Sono state comunicate nella giornata di oggi le sanzioni comminate dall’EBU all’UA:PBC, televisione nazionale dell’Ucraina, e a Channel One, televisione nazionale della Russia, in merito alle beghe che hanno visto coinvolti sia le emittenti che i Paesi e che hanno avuto sullo sfondo l’Eurovision 2017.

Come si è appreso da comunicato EBU riportati da diverse fonti (inizialmente la Reuters, poi Deutsche Welle), alla televisione Ucraina è stata elevata una multa di 200.000 euro, mentre alla Russia è arrivata una semplice reprimenda (per il momento).

Contrariamente alle attese di molti, dunque, nessuna squalifica: entrambe le tv potranno mandare propri rappresentanti all’Eurovision Song Contest 2018, che si svolgerà in Portogallo in sede da confermare, così come da confermare è il trittico di date.

Le questioni che erano sul tavolo dell’EBU riguardavano in particolare:

1. la mancata comparsa della delegazione russa al meeting dei capidelegazione svoltosi nello scorso marzo a Kiev;

2. la vicenda legata a Yulia Samoylova, originariamente scelta da Channel One per rappresentare la Russia con “Flame is burning” e poi destinataria di un travel ban di durata triennale in quanto si era esibita in Crimea due anni prima, entrando però dalla parte russa, cosa che secondo le leggi ucraine non è legale senza un permesso speciale, che non aveva;

3. la mancata trasmissione dell’Eurovision da parte di Channel One, diretta conseguenza dell’impedimento a partecipare della Samoylova.

Il comunicato dell’EBU, in merito al punto 2, riferisce del fatto che tale vicenda ha, come risultato, “spostato l’attenzione dalla competizione e la reputazione del brand Eurovision Song Contest è stata messa in pericolo“.

Dall’EBU, inoltre, filtra il fatto che si è preferita una sanzione pecuniaria invece di una squalifica che poteva arrivare a essere lunga fino a tre anni.

L’UA:PBC, prima per bocca del suo presidente Zurab Alasania e poi tramite un comunicato, ha prontamente annunciato la presentazione di un ricorso contro la multa.

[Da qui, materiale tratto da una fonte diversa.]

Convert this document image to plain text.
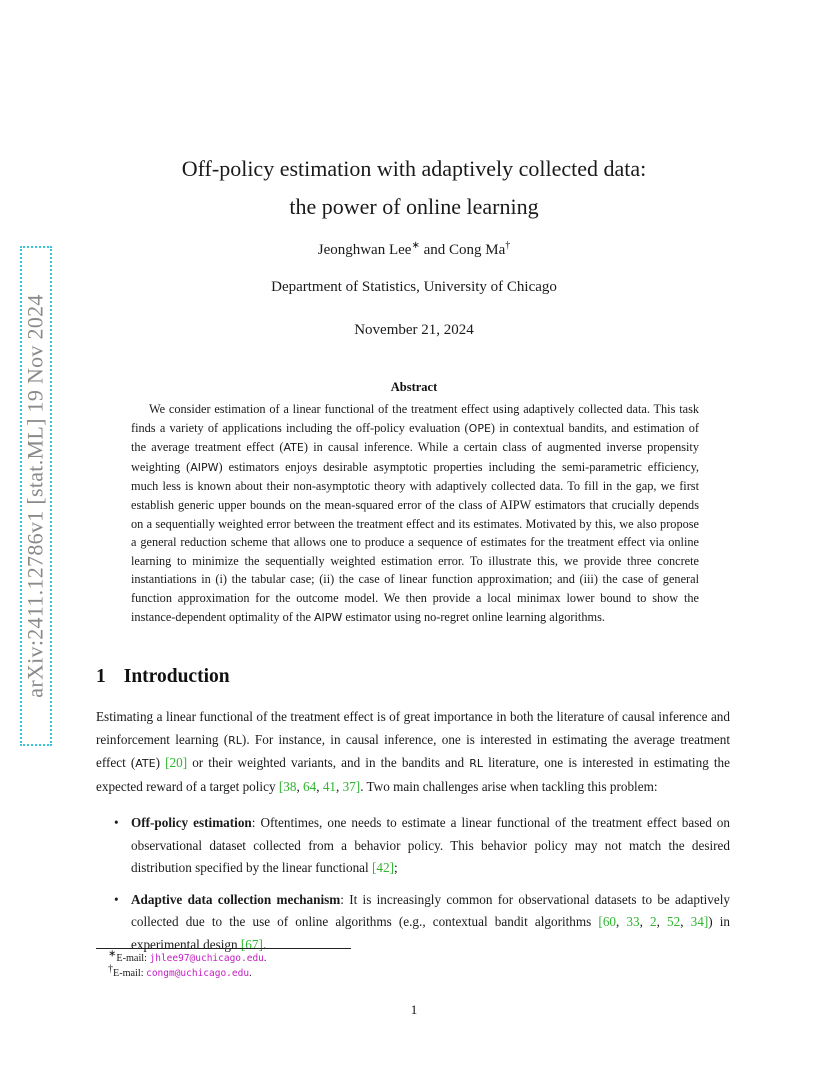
arXiv:2411.12786v1 [stat.ML] 19 Nov 2024
Off-policy estimation with adaptively collected data:
the power of online learning
Jeonghwan Lee∗ and Cong Ma†
Department of Statistics, University of Chicago
November 21, 2024
Abstract

We consider estimation of a linear functional of the treatment effect using adaptively collected data. This task finds a variety of applications including the off-policy evaluation (OPE) in contextual bandits, and estimation of the average treatment effect (ATE) in causal inference. While a certain class of augmented inverse propensity weighting (AIPW) estimators enjoys desirable asymptotic properties including the semi-parametric efficiency, much less is known about their non-asymptotic theory with adaptively collected data. To fill in the gap, we first establish generic upper bounds on the mean-squared error of the class of AIPW estimators that crucially depends on a sequentially weighted error between the treatment effect and its estimates. Motivated by this, we also propose a general reduction scheme that allows one to produce a sequence of estimates for the treatment effect via online learning to minimize the sequentially weighted estimation error. To illustrate this, we provide three concrete instantiations in (i) the tabular case; (ii) the case of linear function approximation; and (iii) the case of general function approximation for the outcome model. We then provide a local minimax lower bound to show the instance-dependent optimality of the AIPW estimator using no-regret online learning algorithms.

1 Introduction

Estimating a linear functional of the treatment effect is of great importance in both the literature of causal inference and reinforcement learning (RL). For instance, in causal inference, one is interested in estimating the average treatment effect (ATE) [20] or their weighted variants, and in the bandits and RL literature, one is interested in estimating the expected reward of a target policy [38, 64, 41, 37]. Two main challenges arise when tackling this problem:

• Off-policy estimation: Oftentimes, one needs to estimate a linear functional of the treatment effect based on observational dataset collected from a behavior policy. This behavior policy may not match the desired distribution specified by the linear functional [42];
• Adaptive data collection mechanism: It is increasingly common for observational datasets to be adaptively collected due to the use of online algorithms (e.g., contextual bandit algorithms [60, 33, 2, 52, 34]) in experimental design [67].
∗E-mail: jhlee97@uchicago.edu.
†E-mail: congm@uchicago.edu.
1
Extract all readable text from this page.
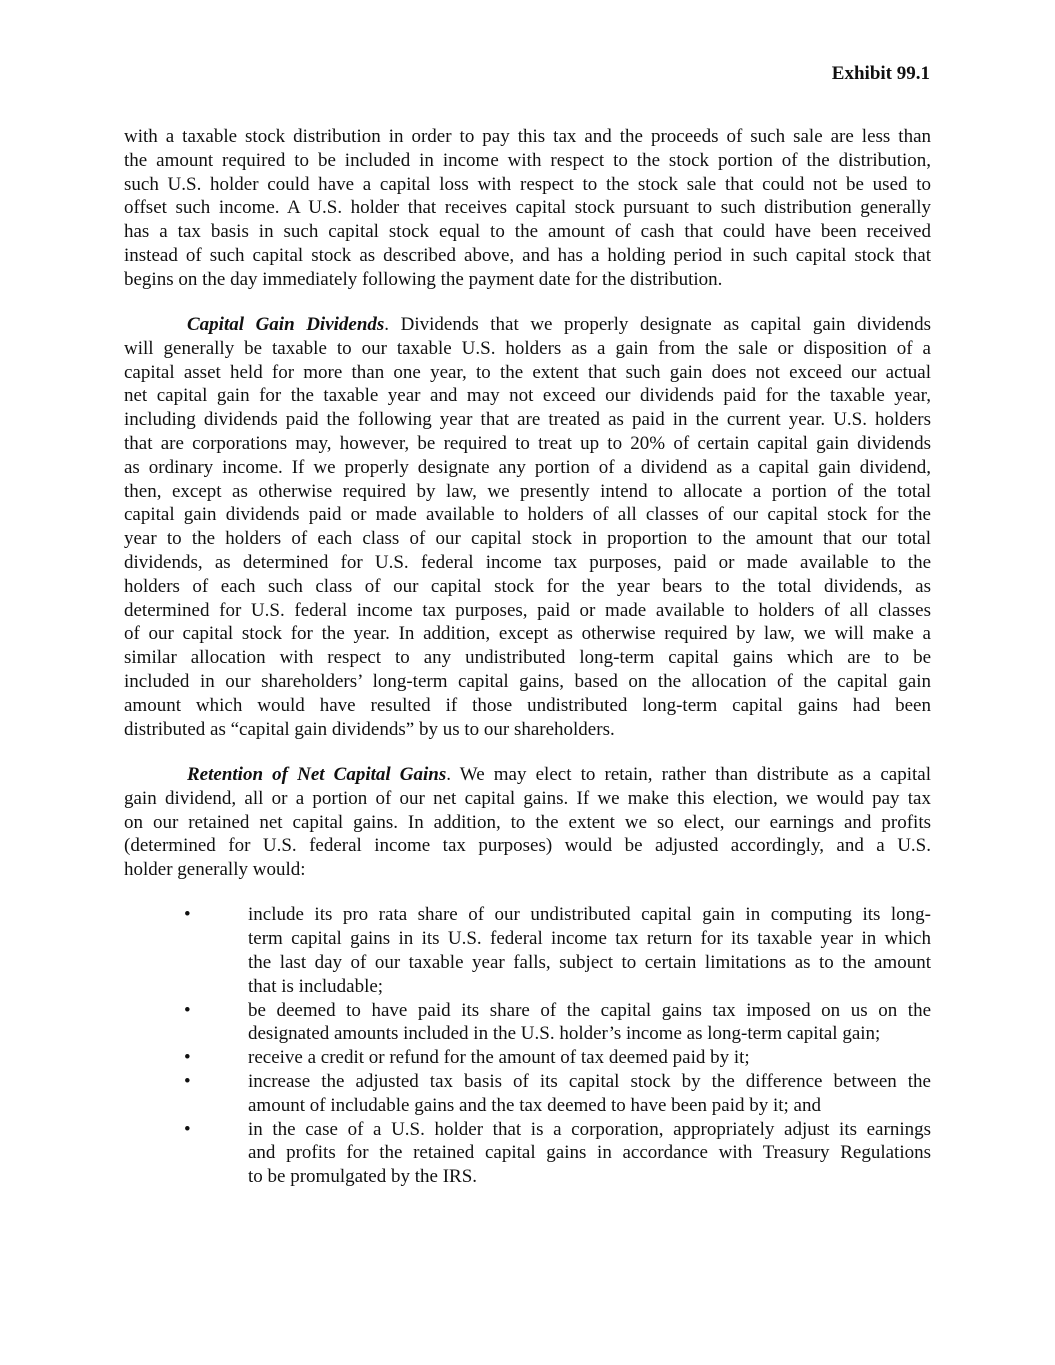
Exhibit 99.1
with a taxable stock distribution in order to pay this tax and the proceeds of such sale are less than
the amount required to be included in income with respect to the stock portion of the distribution,
such U.S. holder could have a capital loss with respect to the stock sale that could not be used to
offset such income. A U.S. holder that receives capital stock pursuant to such distribution generally
has a tax basis in such capital stock equal to the amount of cash that could have been received
instead of such capital stock as described above, and has a holding period in such capital stock that
begins on the day immediately following the payment date for the distribution.
Capital Gain Dividends. Dividends that we properly designate as capital gain dividends
will generally be taxable to our taxable U.S. holders as a gain from the sale or disposition of a
capital asset held for more than one year, to the extent that such gain does not exceed our actual
net capital gain for the taxable year and may not exceed our dividends paid for the taxable year,
including dividends paid the following year that are treated as paid in the current year. U.S. holders
that are corporations may, however, be required to treat up to 20% of certain capital gain dividends
as ordinary income. If we properly designate any portion of a dividend as a capital gain dividend,
then, except as otherwise required by law, we presently intend to allocate a portion of the total
capital gain dividends paid or made available to holders of all classes of our capital stock for the
year to the holders of each class of our capital stock in proportion to the amount that our total
dividends, as determined for U.S. federal income tax purposes, paid or made available to the
holders of each such class of our capital stock for the year bears to the total dividends, as
determined for U.S. federal income tax purposes, paid or made available to holders of all classes
of our capital stock for the year. In addition, except as otherwise required by law, we will make a
similar allocation with respect to any undistributed long-term capital gains which are to be
included in our shareholders’ long-term capital gains, based on the allocation of the capital gain
amount which would have resulted if those undistributed long-term capital gains had been
distributed as “capital gain dividends” by us to our shareholders.
Retention of Net Capital Gains. We may elect to retain, rather than distribute as a capital
gain dividend, all or a portion of our net capital gains. If we make this election, we would pay tax
on our retained net capital gains. In addition, to the extent we so elect, our earnings and profits
(determined for U.S. federal income tax purposes) would be adjusted accordingly, and a U.S.
holder generally would:
•	include its pro rata share of our undistributed capital gain in computing its long-
term capital gains in its U.S. federal income tax return for its taxable year in which
the last day of our taxable year falls, subject to certain limitations as to the amount
that is includable;
•	be deemed to have paid its share of the capital gains tax imposed on us on the
designated amounts included in the U.S. holder’s income as long-term capital gain;
•	receive a credit or refund for the amount of tax deemed paid by it;
•	increase the adjusted tax basis of its capital stock by the difference between the
amount of includable gains and the tax deemed to have been paid by it; and
•	in the case of a U.S. holder that is a corporation, appropriately adjust its earnings
and profits for the retained capital gains in accordance with Treasury Regulations
to be promulgated by the IRS.
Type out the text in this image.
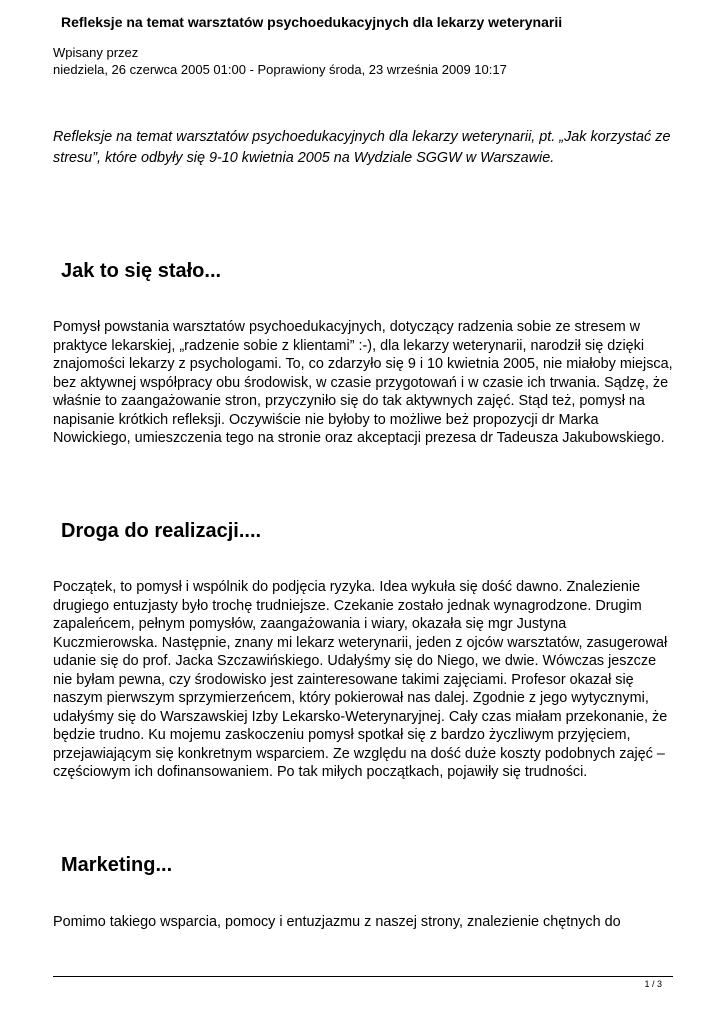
Refleksje na temat warsztatów psychoedukacyjnych dla lekarzy weterynarii
Wpisany przez
niedziela, 26 czerwca 2005 01:00 - Poprawiony środa, 23 września 2009 10:17
Refleksje na temat warsztatów psychoedukacyjnych dla lekarzy weterynarii, pt. „Jak korzystać ze stresu”, które odbyły się 9-10 kwietnia 2005 na Wydziale SGGW w Warszawie.
Jak to się stało...
Pomysł powstania warsztatów psychoedukacyjnych, dotyczący radzenia sobie ze stresem w praktyce lekarskiej, „radzenie sobie z klientami” :-), dla lekarzy weterynarii, narodził się dzięki znajomości lekarzy z psychologami. To, co zdarzyło się 9 i 10 kwietnia 2005, nie miałoby miejsca, bez aktywnej współpracy obu środowisk, w czasie przygotowań i w czasie ich trwania. Sądzę, że właśnie to zaangażowanie stron, przyczyniło się do tak aktywnych zajęć. Stąd też, pomysł na napisanie krótkich refleksji. Oczywiście nie byłoby to możliwe beż propozycji dr Marka Nowickiego, umieszczenia tego na stronie oraz akceptacji prezesa dr Tadeusza Jakubowskiego.
Droga do realizacji....
Początek, to pomysł i wspólnik do podjęcia ryzyka. Idea wykuła się dość dawno. Znalezienie drugiego entuzjasty było trochę trudniejsze. Czekanie zostało jednak wynagrodzone. Drugim zapaleńcem, pełnym pomysłów, zaangażowania i wiary, okazała się mgr Justyna Kuczmierowska. Następnie, znany mi lekarz weterynarii, jeden z ojców warsztatów, zasugerował udanie się do prof. Jacka Szczawińskiego. Udałyśmy się do Niego, we dwie. Wówczas jeszcze nie byłam pewna, czy środowisko jest zainteresowane takimi zajęciami. Profesor okazał się naszym pierwszym sprzymierzeńcem, który pokierował nas dalej. Zgodnie z jego wytycznymi, udałyśmy się do Warszawskiej Izby Lekarsko-Weterynaryjnej. Cały czas miałam przekonanie, że będzie trudno. Ku mojemu zaskoczeniu pomysł spotkał się z bardzo życzliwym przyjęciem, przejawiającym się konkretnym wsparciem. Ze względu na dość duże koszty podobnych zajęć – częściowym ich dofinansowaniem. Po tak miłych początkach, pojawiły się trudności.
Marketing...
Pomimo takiego wsparcia, pomocy i entuzjazmu z naszej strony, znalezienie chętnych do
1 / 3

Mentre Alasania, dal suo profilo Facebook personale, ci è andato giù durissimo (“L’EBU si è allineata alla Russia”).

Il comunicato denota il contrasto tra la sanzione imposta dall’EBU e il fatto che la stessa avesse apprezzato la riuscita dello show (senza dimenticare i complimenti delle delegazioni). Sempre nel comunicato, si afferma, in sostanza, che la UA:PBC si è semplicemente allineata, in merito al caso Samoylova, alle decisioni del governo ucraino, derivate dalle disposizioni di legge nazionali.

La UA:PBC fa notare che l’emittente pubblica non è un’autorità che controlla i confini o che incide sulla legge ucraina. Il problema delle regole sull’attraversamento del confine e le attinenti sanzioni per la loro mancata osservanza non sono sotto la responsabilità dell’UA:PBC.